Василий Петрович упёрся двумя руками в стену возле головы Артёма и нависал над ним.
Артём чуть склонил голову в сторону: смотреть нетрезвому, взрослому, раздражённому, под пятьдесят лет мужчине в глаза – не самое большое удовольствие в жизни.
Отвечать больше не хотелось.
Свистящим шёпотом, будто его озарило, Василий Петрович воскликнул, вдруг перейдя на “ты”:
– Да ты попал под его очарование, Артём! Это несложно, я сам знаю! Но ты помни, умоляю, одно: Эйхманис – это гроб повапленный! Знаешь, что это такое? Крашеный, красивый гроб – но внутри всё равно полный мерзости и костей!
Артём наконец поднял руку и высвободился, почти оттолкнув Василия Петровича.
Он стоял в шаге от него, рассматривая съехавшую набок неизменную кепку товарища.

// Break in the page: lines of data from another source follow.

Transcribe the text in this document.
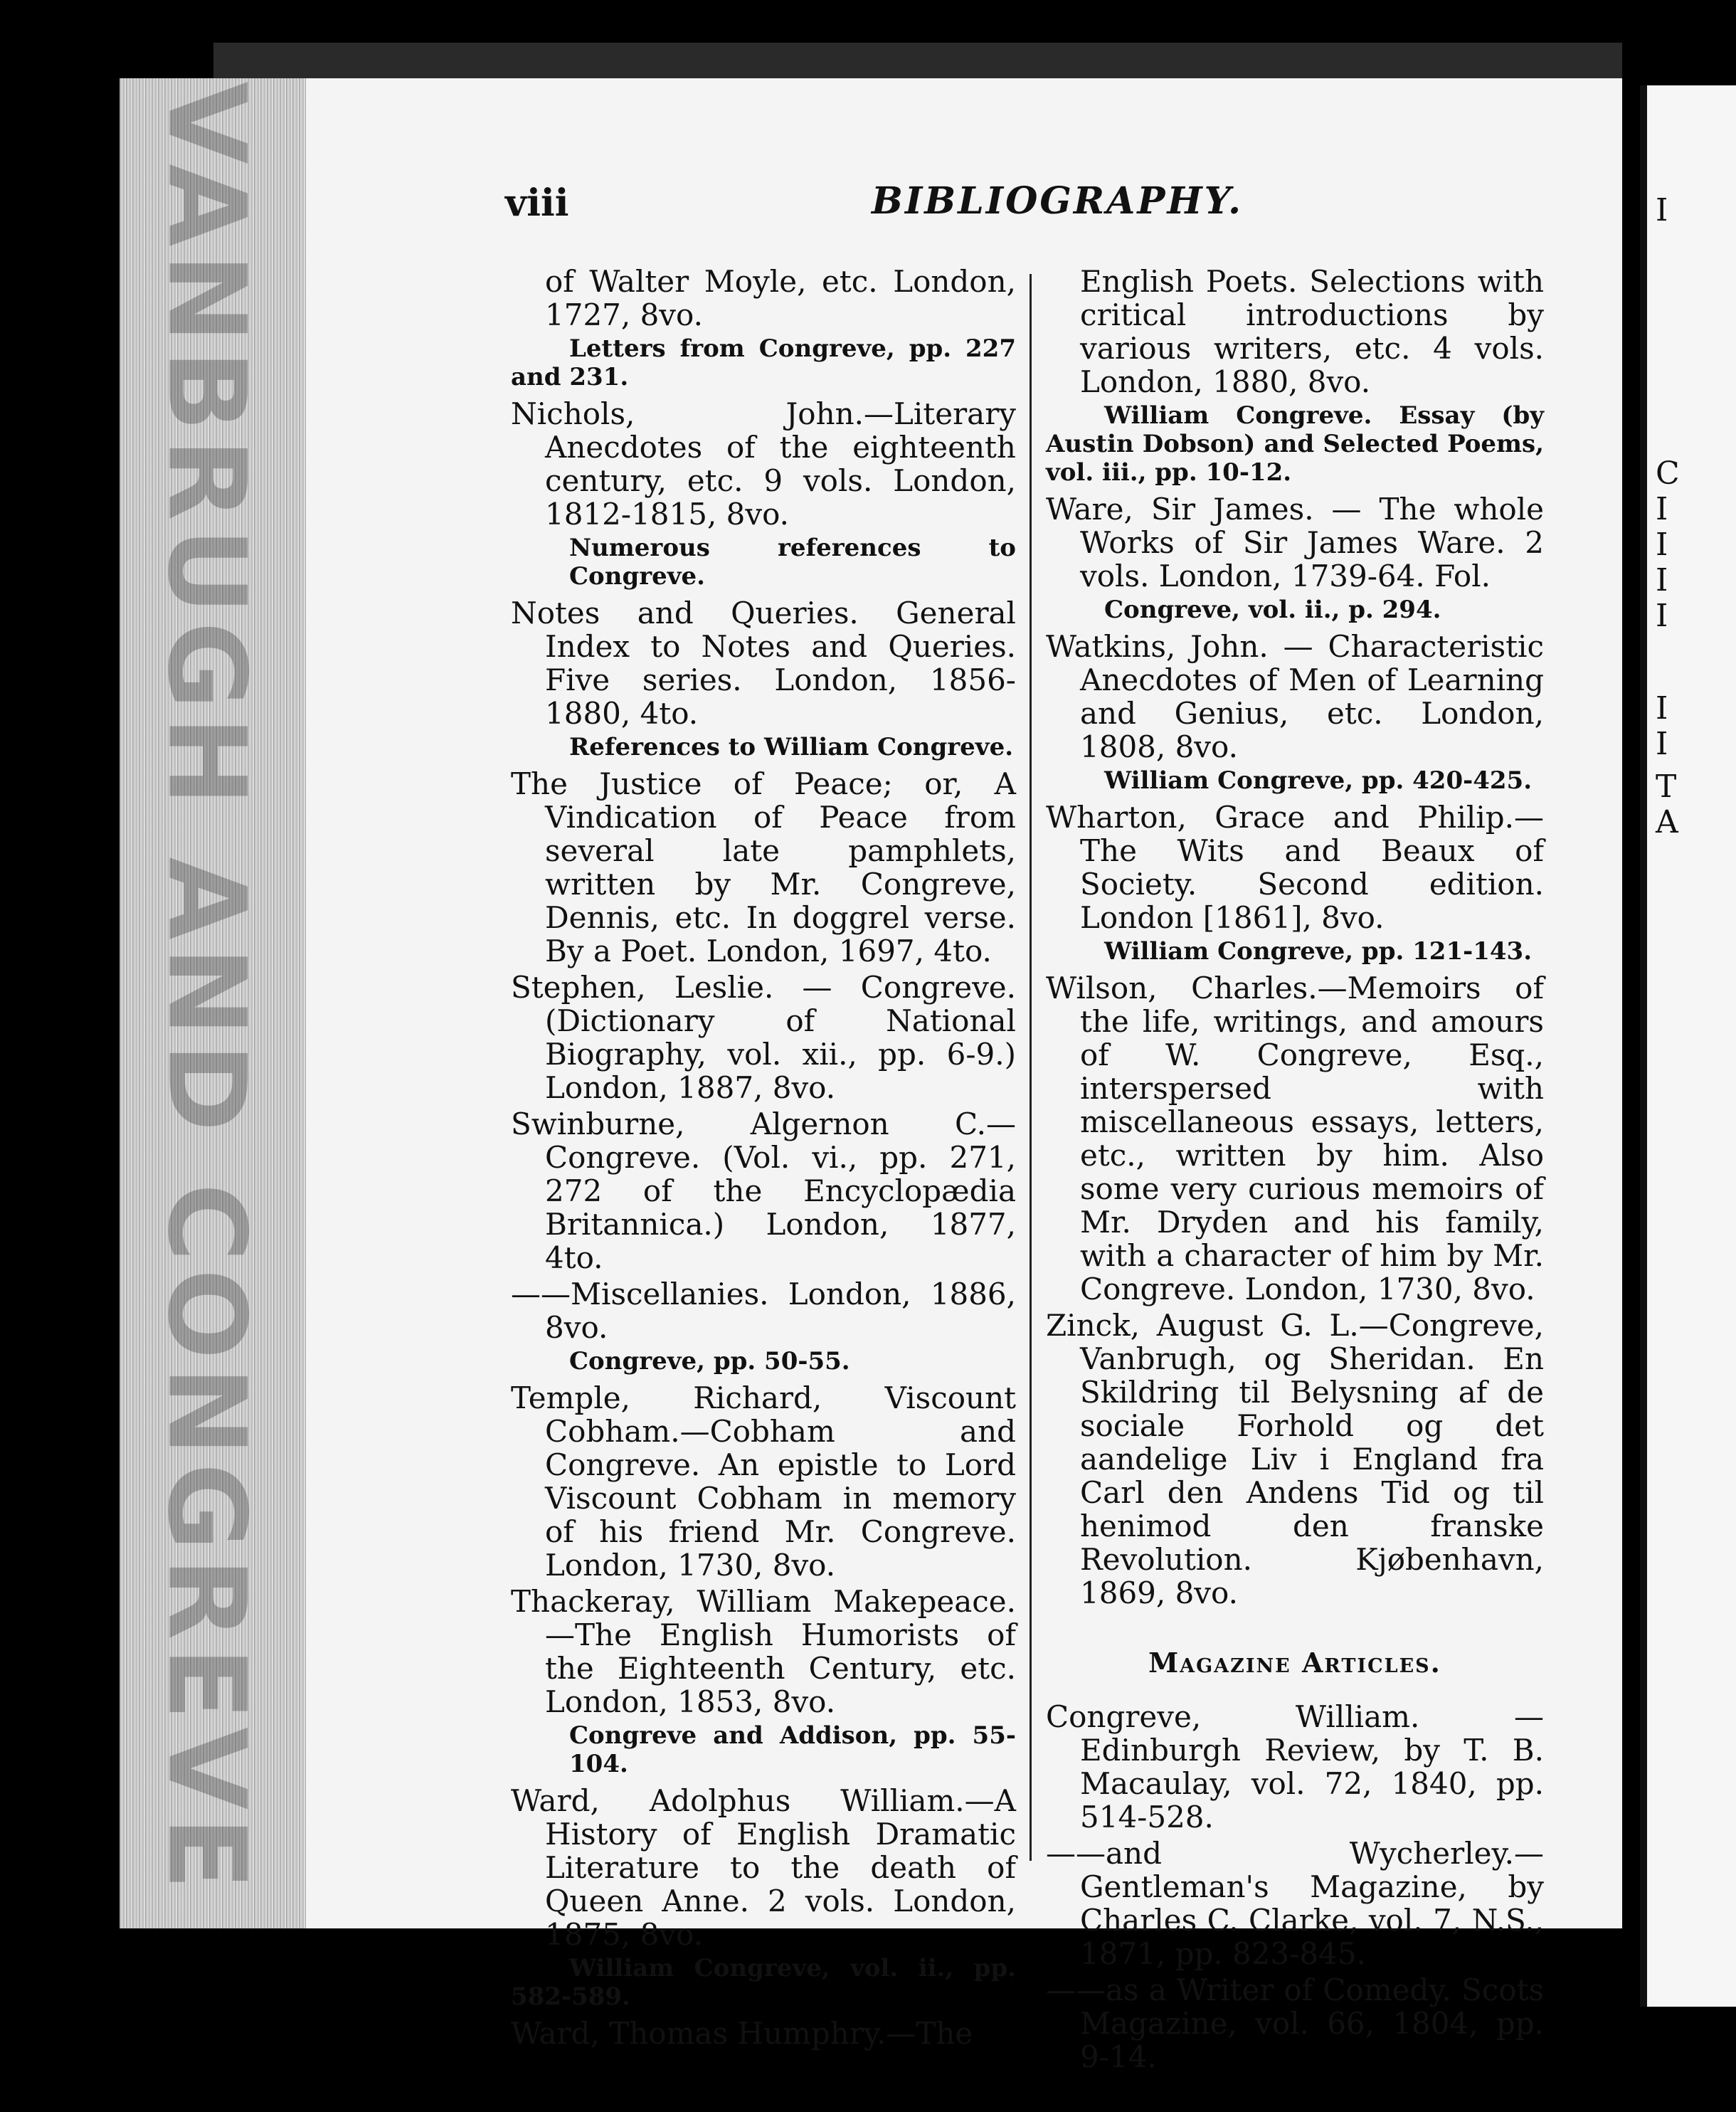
VANBRUGH AND CONGREVE	I
C
I
I
I
I
I
I
T
A
viii	BIBLIOGRAPHY.

of Walter Moyle, etc. London, 1727, 8vo.

Letters from Congreve, pp. 227 and 231.

Nichols, John.—Literary Anecdotes of the eighteenth century, etc. 9 vols. London, 1812-1815, 8vo.

Numerous references to Congreve.

Notes and Queries. General Index to Notes and Queries. Five series. London, 1856-1880, 4to.

References to William Congreve.

The Justice of Peace; or, A Vindication of Peace from several late pamphlets, written by Mr. Congreve, Dennis, etc. In doggrel verse. By a Poet. London, 1697, 4to.

Stephen, Leslie. — Congreve. (Dictionary of National Biography, vol. xii., pp. 6-9.) London, 1887, 8vo.

Swinburne, Algernon C.—Congreve. (Vol. vi., pp. 271, 272 of the Encyclopædia Britannica.) London, 1877, 4to.

——Miscellanies. London, 1886, 8vo.

Congreve, pp. 50-55.

Temple, Richard, Viscount Cobham.—Cobham and Congreve. An epistle to Lord Viscount Cobham in memory of his friend Mr. Congreve. London, 1730, 8vo.

Thackeray, William Makepeace.—The English Humorists of the Eighteenth Century, etc. London, 1853, 8vo.

Congreve and Addison, pp. 55-104.

Ward, Adolphus William.—A History of English Dramatic Literature to the death of Queen Anne. 2 vols. London, 1875, 8vo.

William Congreve, vol. ii., pp. 582-589.

Ward, Thomas Humphry.—The

English Poets. Selections with critical introductions by various writers, etc. 4 vols. London, 1880, 8vo.

William Congreve. Essay (by Austin Dobson) and Selected Poems, vol. iii., pp. 10-12.

Ware, Sir James. — The whole Works of Sir James Ware. 2 vols. London, 1739-64. Fol.

Congreve, vol. ii., p. 294.

Watkins, John. — Characteristic Anecdotes of Men of Learning and Genius, etc. London, 1808, 8vo.

William Congreve, pp. 420-425.

Wharton, Grace and Philip.—The Wits and Beaux of Society. Second edition. London [1861], 8vo.

William Congreve, pp. 121-143.

Wilson, Charles.—Memoirs of the life, writings, and amours of W. Congreve, Esq., interspersed with miscellaneous essays, letters, etc., written by him. Also some very curious memoirs of Mr. Dryden and his family, with a character of him by Mr. Congreve. London, 1730, 8vo.

Zinck, August G. L.—Congreve, Vanbrugh, og Sheridan. En Skildring til Belysning af de sociale Forhold og det aandelige Liv i England fra Carl den Andens Tid og til henimod den franske Revolution. Kjøbenhavn, 1869, 8vo.

Magazine Articles.

Congreve, William. — Edinburgh Review, by T. B. Macaulay, vol. 72, 1840, pp. 514-528.

——and Wycherley.—Gentleman's Magazine, by Charles C. Clarke, vol. 7, N.S., 1871, pp. 823-845.

——as a Writer of Comedy. Scots Magazine, vol. 66, 1804, pp. 9-14.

– Я любил тебя за то, что ты был самый независимый из всех нас, – сказал Василий Петрович очень просто и с душой. – Мы все так или иначе были сломлены – если не духом, то характером. Мы все становились хуже, и лишь ты один здесь – становился лучше. В тебе было мужество, но не было злобы. Был смех, но не было сарказма. Был ум, но была и природа… И что теперь?

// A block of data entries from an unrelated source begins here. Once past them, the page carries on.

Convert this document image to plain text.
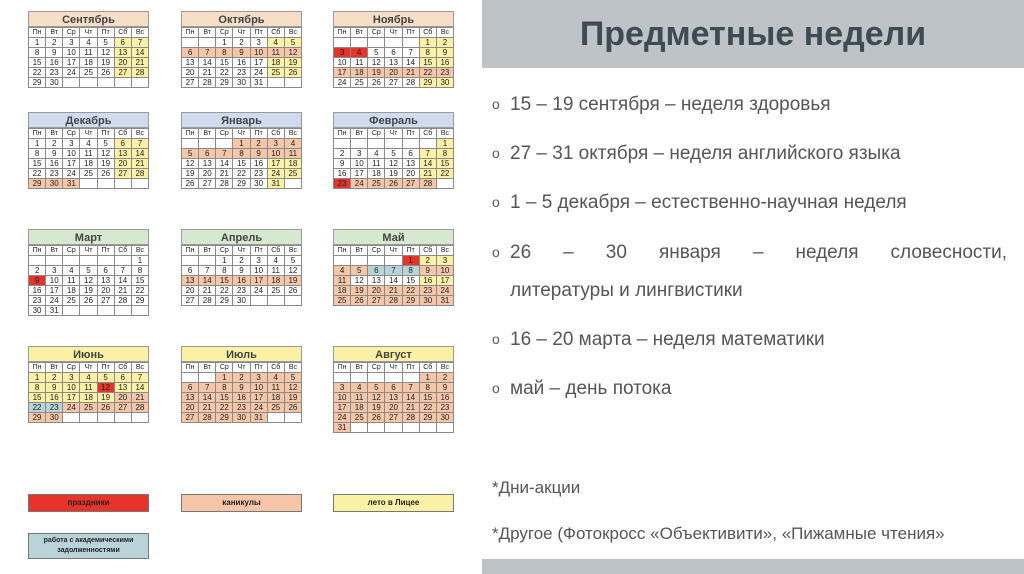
Сентябрь
Пн	Вт	Ср	Чт	Пт	Сб	Вс
1	2	3	4	5	6	7
8	9	10	11	12	13	14
15	16	17	18	19	20	21
22	23	24	25	26	27	28
29	30					
Октябрь
Пн	Вт	Ср	Чт	Пт	Сб	Вс
		1	2	3	4	5
6	7	8	9	10	11	12
13	14	15	16	17	18	19
20	21	22	23	24	25	26
27	28	29	30	31		
Ноябрь
Пн	Вт	Ср	Чт	Пт	Сб	Вс
					1	2
3	4	5	6	7	8	9
10	11	12	13	14	15	16
17	18	19	20	21	22	23
24	25	26	27	28	29	30
Декабрь
Пн	Вт	Ср	Чт	Пт	Сб	Вс
1	2	3	4	5	6	7
8	9	10	11	12	13	14
15	16	17	18	19	20	21
22	23	24	25	26	27	28
29	30	31				
Январь
Пн	Вт	Ср	Чт	Пт	Сб	Вс
			1	2	3	4
5	6	7	8	9	10	11
12	13	14	15	16	17	18
19	20	21	22	23	24	25
26	27	28	29	30	31	
Февраль
Пн	Вт	Ср	Чт	Пт	Сб	Вс
						1
2	3	4	5	6	7	8
9	10	11	12	13	14	15
16	17	18	19	20	21	22
23	24	25	26	27	28	
Март
Пн	Вт	Ср	Чт	Пт	Сб	Вс
						1
2	3	4	5	6	7	8
9	10	11	12	13	14	15
16	17	18	19	20	21	22
23	24	25	26	27	28	29
30	31					
Апрель
Пн	Вт	Ср	Чт	Пт	Сб	Вс
		1	2	3	4	5
6	7	8	9	10	11	12
13	14	15	16	17	18	19
20	21	22	23	24	25	26
27	28	29	30			
Май
Пн	Вт	Ср	Чт	Пт	Сб	Вс
				1	2	3
4	5	6	7	8	9	10
11	12	13	14	15	16	17
18	19	20	21	22	23	24
25	26	27	28	29	30	31
Июнь
Пн	Вт	Ср	Чт	Пт	Сб	Вс
1	2	3	4	5	6	7
8	9	10	11	12	13	14
15	16	17	18	19	20	21
22	23	24	25	26	27	28
29	30					
Июль
Пн	Вт	Ср	Чт	Пт	Сб	Вс
		1	2	3	4	5
6	7	8	9	10	11	12
13	14	15	16	17	18	19
20	21	22	23	24	25	26
27	28	29	30	31		
Август
Пн	Вт	Ср	Чт	Пт	Сб	Вс
					1	2
3	4	5	6	7	8	9
10	11	12	13	14	15	16
17	18	19	20	21	22	23
24	25	26	27	28	29	30
31						
праздники	каникулы	лето в Лицее
работа с академическими задолженностями
Предметные недели
o 15 – 19 сентября – неделя здоровья
o 27 – 31 октября – неделя английского языка
o 1 – 5 декабря – естественно-научная неделя
o 26 – 30 января – неделя словесности,
литературы и лингвистики
o 16 – 20 марта – неделя математики
o май – день потока
*Дни-акции
*Другое (Фотокросс «Объективити», «Пижамные чтения»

– Ничего, – эхом, нежданно обретшим разум, ответил Артём.
А что он ещё мог ответить.
Поискал глазами, где его рота, и резко направился туда. Через два шага его всё-таки вырвало. Артём даже не остановился, лишь переступил через гадкую лужу, вытер губы рукавом – от рукава ужасно пахнуло одеколоном и желудочным соком – и поспешил к своему корпусу.